Ask Tough Questions? Yes, They Can!
By Dana Milbank
Tuesday, March 4, 2008; A02
SAN ANTONIO It took many months and the mockery of “Saturday Night Live” to make it happen, but the lumbering beast that is the press corps finally roused itself from its slumber Monday and greeted Barack Obama with a menacing growl.
The day before primaries in Ohio and Texas that could effectively seal the Democratic presidential nomination for him, a smiling Obama strode out to a news conference at a veterans facility here. But the grin was quickly replaced by the surprised look of a man bitten by his own dog.
Reporters from the Associated Press and Reuters went after him for his false denial that a campaign aide had held a secret meeting with Canadian officials over Obama’s trade policy. A trio of Chicago reporters pummeled him with questions about the corruption trial this week of a friend and supporter.
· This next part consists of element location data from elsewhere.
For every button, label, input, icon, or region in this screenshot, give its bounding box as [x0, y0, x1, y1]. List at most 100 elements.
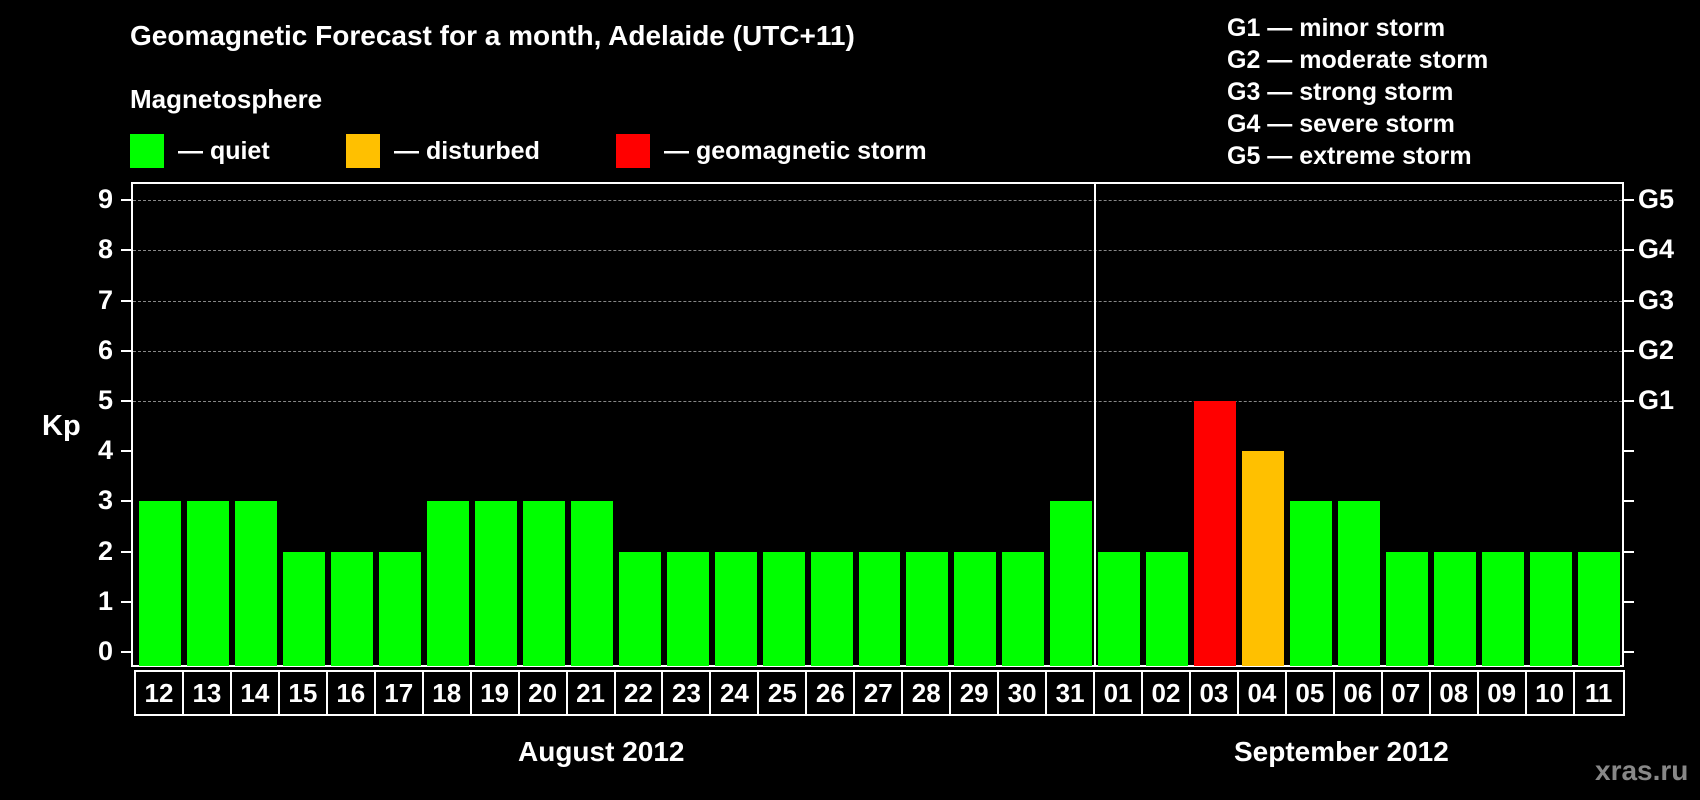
g1-legend: G1 — minor storm [1227, 14, 1446, 42]
day-label: 08 [1431, 672, 1479, 714]
y-tick-right [1624, 450, 1634, 453]
day-label: 28 [903, 672, 952, 714]
g-scale-label: G4 [1638, 234, 1675, 265]
day-label: 25 [759, 672, 808, 714]
g4-legend: G4 — severe storm [1227, 110, 1455, 138]
day-label: 02 [1143, 672, 1191, 714]
day-label: 16 [328, 672, 376, 714]
day-label: 03 [1191, 672, 1239, 714]
y-tick-label: 7 [97, 284, 113, 315]
day-label: 14 [232, 672, 280, 714]
y-axis-label: Kp [42, 410, 81, 442]
g-scale-label: G5 [1638, 184, 1675, 215]
y-tick-label: 5 [97, 385, 113, 415]
y-tick-label: 1 [97, 585, 113, 616]
quiet-swatch [130, 134, 164, 168]
legend-label: — quiet [178, 136, 270, 165]
gridline [133, 300, 1622, 302]
day-label: 07 [1383, 672, 1431, 714]
kp-bar-05 [1290, 501, 1333, 666]
y-tick-label: 6 [97, 334, 113, 365]
day-label: 24 [711, 672, 760, 714]
kp-bar-08 [1434, 551, 1477, 666]
kp-bar-18 [426, 501, 469, 666]
y-tick [121, 400, 131, 402]
g3-legend: G3 — strong storm [1227, 78, 1454, 106]
storm-swatch [616, 134, 650, 168]
month-label-august: August 2012 [518, 736, 685, 767]
y-tick [121, 199, 131, 202]
y-tick-right [1624, 349, 1634, 352]
day-label: 18 [424, 672, 472, 714]
kp-bar-22 [618, 551, 661, 666]
kp-bar-06 [1338, 501, 1381, 666]
y-tick-label: 2 [97, 535, 113, 566]
day-label: 10 [1527, 672, 1575, 714]
kp-bar-01 [1098, 551, 1141, 666]
month-divider [1094, 182, 1096, 667]
kp-bar-20 [522, 501, 565, 666]
day-label: 19 [472, 672, 520, 714]
y-tick-right [1624, 400, 1634, 402]
gridline [133, 350, 1622, 352]
kp-bar-15 [282, 551, 325, 666]
kp-bar-24 [714, 551, 757, 666]
day-label: 20 [520, 672, 568, 714]
legend-label: — geomagnetic storm [664, 136, 927, 165]
y-tick-right [1624, 249, 1634, 252]
chart-title: Geomagnetic Forecast for a month, Adelai… [130, 20, 855, 51]
day-label: 09 [1479, 672, 1527, 714]
kp-bar-09 [1482, 551, 1525, 666]
y-tick-label: 9 [97, 184, 113, 215]
day-label: 22 [616, 672, 664, 714]
day-label: 15 [280, 672, 328, 714]
legend-label: — disturbed [394, 136, 540, 165]
storm-scale-legend: G1 — minor storm G2 — moderate storm G3 … [1227, 12, 1488, 172]
y-tick [121, 450, 131, 453]
day-label: 27 [855, 672, 904, 714]
y-tick [121, 550, 131, 553]
kp-bar-21 [570, 501, 613, 666]
legend-heading: Magnetosphere [130, 84, 323, 114]
y-tick-label: 8 [97, 234, 113, 265]
kp-bar-27 [858, 551, 901, 666]
kp-bar-12 [139, 501, 181, 666]
y-tick [121, 349, 131, 352]
day-label: 12 [136, 672, 184, 714]
y-tick-right [1624, 600, 1634, 603]
g-scale-label: G2 [1638, 334, 1675, 365]
y-tick-right [1624, 199, 1634, 202]
day-label: 01 [1095, 672, 1144, 714]
day-label: 21 [568, 672, 616, 714]
y-tick-label: 4 [97, 435, 113, 466]
kp-bar-10 [1530, 551, 1573, 666]
day-axis: 12 13 14 15 16 17 18 19 20 21 22 23 24 25 26 27 28 29 30 31… [134, 670, 1625, 716]
disturbed-swatch [346, 134, 380, 168]
kp-bar-23 [666, 551, 709, 666]
y-tick [121, 600, 131, 603]
kp-bar-28 [906, 551, 949, 666]
kp-bar-30 [1002, 551, 1045, 666]
legend-storm: — geomagnetic storm [616, 134, 927, 168]
legend-disturbed: — disturbed [346, 134, 540, 168]
kp-bar-13 [186, 501, 229, 666]
day-label: 13 [184, 672, 232, 714]
day-label: 11 [1584, 678, 1613, 708]
kp-bar-31 [1050, 501, 1093, 666]
day-label: 04 [1239, 672, 1287, 714]
y-tick-right [1624, 500, 1634, 503]
day-label: 23 [663, 672, 712, 714]
kp-bar-14 [234, 501, 277, 666]
y-tick-right [1624, 550, 1634, 553]
day-label: 05 [1287, 672, 1335, 714]
y-tick [121, 651, 131, 653]
kp-bar-19 [474, 501, 517, 666]
y-tick-label: 0 [97, 636, 113, 666]
kp-bar-02 [1146, 551, 1189, 666]
y-tick [121, 299, 131, 302]
kp-bar-16 [330, 551, 373, 666]
g2-legend: G2 — moderate storm [1227, 46, 1489, 74]
day-label: 31 [1047, 672, 1096, 714]
plot-area [131, 182, 1624, 667]
legend-quiet: — quiet [130, 134, 270, 168]
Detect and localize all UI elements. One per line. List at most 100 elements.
The New York Post piled on with a question about him losing the Jewish vote.
Obama responded with the classic phrases of a politician in trouble. “That was the information that I had at the time. . . . Those charges are completely unrelated to me. . . . I have said that that was a mistake. . . . The fact pattern remains unchanged.”
When those failed, Obama tried another approach. “We’re running late,” the candidate said, and then he disappeared behind a curtain.
Before he beat his hasty retreat, however, Obama found time to assign blame for the tough questions suddenly coming his way. “The Clinton campaign has been true to its word in employing a ‘kitchen sink’ strategy,” he protested. “There are, what, three or four things a day?”
Spoken like a man who had just been hit on the head with a heavy piece of porcelain…
“I don’t have any preliminary statement,” Obama said as he began his news conference, encouraging reporters to “just dive in.” That was a mistake.
Tom Raum of the Associated Press led off with a question about whether an Obama aide had told Canadians not to take seriously the candidate’s public rhetoric critical of the NAFTA trade agreement. “Let me, let me, let me, let me just be absolutely clear what happened,” Obama answered, explaining that the meeting was a “courtesy” and involved no “winks and nods.”
Then an agitator — columnist Carol Marin with the Chicago Sun-Times — broke in. Marin, a visitor to the Obama entourage who accused the regulars of being too “quiet,” accused the candidate of concealing details about fundraisers Rezko had for him and a real estate transaction between the two.
“I don’t think it’s fair to suggest somehow that we’ve been trying to hide the ball on this,” Obama answered. But this only provoked a noisy back-and-forth between Marin, Sun-Times colleague Lynn Sweet and Michael Flannery from Chicago’s CBS affiliate. “How many fundraisers? . . . Who was there? . . . Disclosure of the closing documents?”
Obama, while repeating his formulation that it was “a boneheaded move” to do business with Rezko, tried to shut down the requests for more information. “These requests, I think, could just go on forever,” he said. “At some point, what we need to try to do is respond to what’s pertinent.”
Reporters, however, had a different idea of what was pertinent, and the questions about Rezko, NAFTA and other unpleasant subjects continued to come. An aide called out “last question,” and Obama made his move for the exit — only for reporters to shout after him in protest. “C’mon, guys,” he pleaded. “I just answered, like, eight questions.”
The questioning, however, has only just begun.